Jan. 30-31, Bald Eagle Days in Cassville, Wis. This town is just downriver from Guttenberg.  There are raptor programs throughout the day. In the morning, volunteers man spotting scopes in Riverside Park.

Feb. 20-March 21:  Eagle Spot Weekends in Red Wing, Minn. From 1 to 3 p.m. Saturdays and Sundays, volunteers  answer questions and lend spotting scopes and binoculars in Colvill Park, just south of Red Wing off U.S. 61. 800-498-3444.

Feb. 27: Bald Eagle Appreciation Day in Prairie du Chien, Wis., and Effigy Mounds National Monument near Marquette, Iowa. Birding experts give programs and lead mini field trips, depending on weather. At the Wisconsin Travel Information Center, just off the bridge into town, volunteers man spotting scopes. 800-732-1673, 563-873-3491.

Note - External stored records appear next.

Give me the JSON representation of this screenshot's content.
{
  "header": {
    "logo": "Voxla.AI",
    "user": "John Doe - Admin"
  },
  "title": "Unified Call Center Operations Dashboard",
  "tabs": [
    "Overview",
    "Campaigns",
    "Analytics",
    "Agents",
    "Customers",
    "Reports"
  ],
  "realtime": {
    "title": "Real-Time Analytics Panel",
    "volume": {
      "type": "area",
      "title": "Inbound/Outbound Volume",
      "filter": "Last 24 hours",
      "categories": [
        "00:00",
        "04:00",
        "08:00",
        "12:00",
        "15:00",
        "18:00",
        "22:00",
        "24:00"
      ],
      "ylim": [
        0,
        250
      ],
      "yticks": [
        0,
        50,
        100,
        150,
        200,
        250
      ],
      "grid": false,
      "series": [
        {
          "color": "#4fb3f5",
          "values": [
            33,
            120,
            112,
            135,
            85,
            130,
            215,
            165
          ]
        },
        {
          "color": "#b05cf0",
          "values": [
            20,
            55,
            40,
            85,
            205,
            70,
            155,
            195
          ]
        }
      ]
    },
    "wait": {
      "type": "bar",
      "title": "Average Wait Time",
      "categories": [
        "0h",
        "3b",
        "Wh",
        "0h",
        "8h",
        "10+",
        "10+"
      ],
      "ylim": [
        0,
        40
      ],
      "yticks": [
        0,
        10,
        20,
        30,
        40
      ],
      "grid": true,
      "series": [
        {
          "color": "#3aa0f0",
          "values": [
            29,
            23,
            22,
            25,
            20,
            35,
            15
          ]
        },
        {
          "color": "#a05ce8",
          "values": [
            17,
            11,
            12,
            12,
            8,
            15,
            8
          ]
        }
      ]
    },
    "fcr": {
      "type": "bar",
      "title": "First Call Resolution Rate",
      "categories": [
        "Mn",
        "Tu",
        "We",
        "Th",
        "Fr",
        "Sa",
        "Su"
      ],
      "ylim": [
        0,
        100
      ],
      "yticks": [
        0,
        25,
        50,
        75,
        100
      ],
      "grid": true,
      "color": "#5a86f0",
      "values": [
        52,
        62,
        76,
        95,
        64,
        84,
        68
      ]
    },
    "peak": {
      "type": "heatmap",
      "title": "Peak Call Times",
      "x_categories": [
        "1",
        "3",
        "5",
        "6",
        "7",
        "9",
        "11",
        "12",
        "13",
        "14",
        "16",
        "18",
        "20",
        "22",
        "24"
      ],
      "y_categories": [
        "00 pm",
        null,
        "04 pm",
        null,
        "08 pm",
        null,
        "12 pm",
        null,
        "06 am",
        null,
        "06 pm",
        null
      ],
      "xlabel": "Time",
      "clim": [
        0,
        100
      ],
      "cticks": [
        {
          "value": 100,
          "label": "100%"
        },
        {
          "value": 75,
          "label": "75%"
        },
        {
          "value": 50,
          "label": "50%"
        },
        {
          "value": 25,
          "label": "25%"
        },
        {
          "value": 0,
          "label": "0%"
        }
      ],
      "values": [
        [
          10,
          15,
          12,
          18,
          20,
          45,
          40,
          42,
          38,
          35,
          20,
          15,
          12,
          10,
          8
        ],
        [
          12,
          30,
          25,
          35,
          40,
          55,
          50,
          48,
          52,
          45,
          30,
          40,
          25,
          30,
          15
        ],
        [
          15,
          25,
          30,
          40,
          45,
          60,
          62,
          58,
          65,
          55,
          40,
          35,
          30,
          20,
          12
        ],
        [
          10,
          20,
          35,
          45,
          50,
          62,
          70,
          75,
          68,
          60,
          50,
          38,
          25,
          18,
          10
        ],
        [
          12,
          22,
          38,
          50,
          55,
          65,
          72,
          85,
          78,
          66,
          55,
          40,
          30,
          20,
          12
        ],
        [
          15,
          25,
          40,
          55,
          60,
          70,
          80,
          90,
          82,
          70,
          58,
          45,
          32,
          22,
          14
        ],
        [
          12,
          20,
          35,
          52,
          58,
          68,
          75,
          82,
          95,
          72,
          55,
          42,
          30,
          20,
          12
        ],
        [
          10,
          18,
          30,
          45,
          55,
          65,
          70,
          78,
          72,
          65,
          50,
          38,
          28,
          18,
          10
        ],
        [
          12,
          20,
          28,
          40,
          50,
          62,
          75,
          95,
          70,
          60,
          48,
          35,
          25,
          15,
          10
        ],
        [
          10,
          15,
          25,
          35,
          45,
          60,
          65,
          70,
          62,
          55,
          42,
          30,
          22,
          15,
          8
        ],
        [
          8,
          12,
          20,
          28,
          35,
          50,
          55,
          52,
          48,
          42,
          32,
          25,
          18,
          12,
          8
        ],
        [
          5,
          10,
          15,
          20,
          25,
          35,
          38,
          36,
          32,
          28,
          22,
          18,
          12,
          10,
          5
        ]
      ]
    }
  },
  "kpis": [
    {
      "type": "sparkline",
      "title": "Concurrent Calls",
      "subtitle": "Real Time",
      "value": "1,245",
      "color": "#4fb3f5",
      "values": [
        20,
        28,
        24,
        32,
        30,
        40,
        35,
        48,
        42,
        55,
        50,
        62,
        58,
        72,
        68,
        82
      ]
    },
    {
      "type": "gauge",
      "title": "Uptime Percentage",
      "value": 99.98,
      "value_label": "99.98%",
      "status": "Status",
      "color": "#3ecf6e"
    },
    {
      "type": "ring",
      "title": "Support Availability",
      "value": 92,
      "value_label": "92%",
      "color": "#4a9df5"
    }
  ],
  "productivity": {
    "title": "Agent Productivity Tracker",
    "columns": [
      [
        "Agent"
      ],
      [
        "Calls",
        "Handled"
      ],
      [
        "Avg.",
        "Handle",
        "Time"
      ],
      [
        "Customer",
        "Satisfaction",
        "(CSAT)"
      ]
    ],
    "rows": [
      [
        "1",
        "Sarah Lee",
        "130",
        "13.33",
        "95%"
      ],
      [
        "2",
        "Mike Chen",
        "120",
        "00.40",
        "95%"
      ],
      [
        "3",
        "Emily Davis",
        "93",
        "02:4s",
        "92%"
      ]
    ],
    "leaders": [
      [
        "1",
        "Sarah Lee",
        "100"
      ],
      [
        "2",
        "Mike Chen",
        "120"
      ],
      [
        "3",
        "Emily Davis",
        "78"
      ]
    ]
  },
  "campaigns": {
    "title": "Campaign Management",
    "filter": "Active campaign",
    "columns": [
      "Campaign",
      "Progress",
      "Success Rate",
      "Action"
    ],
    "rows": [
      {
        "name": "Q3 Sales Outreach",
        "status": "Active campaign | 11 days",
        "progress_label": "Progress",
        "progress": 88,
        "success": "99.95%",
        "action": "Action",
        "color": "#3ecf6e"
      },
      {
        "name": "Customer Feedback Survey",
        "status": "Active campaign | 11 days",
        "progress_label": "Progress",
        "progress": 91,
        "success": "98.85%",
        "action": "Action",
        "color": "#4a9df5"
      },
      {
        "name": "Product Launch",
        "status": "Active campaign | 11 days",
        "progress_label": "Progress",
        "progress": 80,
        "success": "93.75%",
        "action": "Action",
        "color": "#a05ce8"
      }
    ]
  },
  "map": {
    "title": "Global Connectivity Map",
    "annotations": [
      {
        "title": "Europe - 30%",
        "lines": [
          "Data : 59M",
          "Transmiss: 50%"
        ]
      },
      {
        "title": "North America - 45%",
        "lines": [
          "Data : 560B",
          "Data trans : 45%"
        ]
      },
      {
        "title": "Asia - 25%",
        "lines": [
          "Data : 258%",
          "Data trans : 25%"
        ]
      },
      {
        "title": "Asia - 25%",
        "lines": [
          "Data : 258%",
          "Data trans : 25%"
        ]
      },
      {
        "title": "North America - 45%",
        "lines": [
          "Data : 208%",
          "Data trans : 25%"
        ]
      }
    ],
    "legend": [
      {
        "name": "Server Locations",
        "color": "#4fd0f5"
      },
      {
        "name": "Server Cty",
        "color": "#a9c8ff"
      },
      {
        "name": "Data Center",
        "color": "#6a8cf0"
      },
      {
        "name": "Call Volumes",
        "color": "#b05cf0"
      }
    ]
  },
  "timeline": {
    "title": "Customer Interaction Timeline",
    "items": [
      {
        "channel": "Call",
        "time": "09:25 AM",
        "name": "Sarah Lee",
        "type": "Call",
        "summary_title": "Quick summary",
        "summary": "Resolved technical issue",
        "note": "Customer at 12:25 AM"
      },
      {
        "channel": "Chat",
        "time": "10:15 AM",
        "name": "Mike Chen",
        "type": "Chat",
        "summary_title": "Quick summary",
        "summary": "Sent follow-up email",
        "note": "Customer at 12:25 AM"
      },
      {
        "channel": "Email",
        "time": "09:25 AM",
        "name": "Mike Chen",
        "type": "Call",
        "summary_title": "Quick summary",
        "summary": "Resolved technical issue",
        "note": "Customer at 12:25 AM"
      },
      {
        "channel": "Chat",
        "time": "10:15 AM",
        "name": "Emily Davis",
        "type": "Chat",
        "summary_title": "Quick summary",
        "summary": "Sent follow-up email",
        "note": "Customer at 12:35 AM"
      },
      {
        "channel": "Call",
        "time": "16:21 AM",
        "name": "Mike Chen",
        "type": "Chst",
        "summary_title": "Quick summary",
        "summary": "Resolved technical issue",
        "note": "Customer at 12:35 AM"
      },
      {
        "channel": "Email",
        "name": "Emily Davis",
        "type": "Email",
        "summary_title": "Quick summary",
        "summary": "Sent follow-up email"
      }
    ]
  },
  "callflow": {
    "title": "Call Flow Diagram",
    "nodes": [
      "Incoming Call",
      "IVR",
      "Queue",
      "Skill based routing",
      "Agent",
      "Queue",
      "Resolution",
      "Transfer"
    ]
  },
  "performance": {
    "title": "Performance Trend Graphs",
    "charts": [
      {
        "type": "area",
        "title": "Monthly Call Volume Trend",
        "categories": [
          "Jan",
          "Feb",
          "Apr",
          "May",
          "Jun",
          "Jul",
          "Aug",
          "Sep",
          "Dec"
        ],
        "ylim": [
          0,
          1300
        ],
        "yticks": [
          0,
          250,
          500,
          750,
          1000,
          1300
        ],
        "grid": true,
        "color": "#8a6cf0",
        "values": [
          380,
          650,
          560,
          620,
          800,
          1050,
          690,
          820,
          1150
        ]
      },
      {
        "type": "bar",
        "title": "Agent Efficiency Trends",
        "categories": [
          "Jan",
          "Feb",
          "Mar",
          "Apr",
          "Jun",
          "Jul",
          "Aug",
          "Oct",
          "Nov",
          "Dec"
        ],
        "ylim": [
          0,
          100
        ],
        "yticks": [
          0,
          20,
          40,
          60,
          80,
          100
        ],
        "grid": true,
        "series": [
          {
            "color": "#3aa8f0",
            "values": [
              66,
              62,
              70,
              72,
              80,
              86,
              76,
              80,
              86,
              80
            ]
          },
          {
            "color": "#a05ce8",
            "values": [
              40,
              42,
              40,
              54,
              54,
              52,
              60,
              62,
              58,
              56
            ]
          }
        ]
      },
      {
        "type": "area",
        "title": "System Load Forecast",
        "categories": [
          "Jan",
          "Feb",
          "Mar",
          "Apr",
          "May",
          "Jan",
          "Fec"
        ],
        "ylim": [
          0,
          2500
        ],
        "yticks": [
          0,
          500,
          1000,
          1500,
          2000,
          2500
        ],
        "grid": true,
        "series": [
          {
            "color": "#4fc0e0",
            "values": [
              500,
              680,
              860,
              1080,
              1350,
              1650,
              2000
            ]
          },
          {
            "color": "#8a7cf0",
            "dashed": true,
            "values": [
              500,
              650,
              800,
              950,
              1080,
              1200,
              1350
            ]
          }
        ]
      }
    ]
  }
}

March 6: Bald Eagle Day at Lake Red Rock near Pella, Iowa. There will be live-eagle programs, an environmental fair and spotting scopes for viewing eagles at the dam on Lake Red Rock, Iowa's largest.

March: Soar With the Eagles festival in Wabasha, Minn. Special events will be held at the National Eagle Center on weekends all month.

The center, which has four resident eagles, is open daily year-round, with special programs at 11 a.m. and 1 and 3 p.m. Admission is $6, $4 for children 4-17. 651-565-4989 or 877-332-4537.

Other eagle-watching events will be held Jan. 9 in Muscatine, Iowa; Jan. 16-17 in Keokuk, Iowa,  Jan. 23 in Quincy, Ill.; Jan. 30-31 in LeClaire, Iowa; and Feb. 6 in Hampton, Ill

For more information, call the Mississippi River Visitors Center on Lock and Dam 15 in Rock Island, Ill. The center also offers eagle watches combined with tours of its historic clock tower, Jan. 2-3 and weekends from Jan. 16 to Feb. 14. To reserve, call 309-794-5338.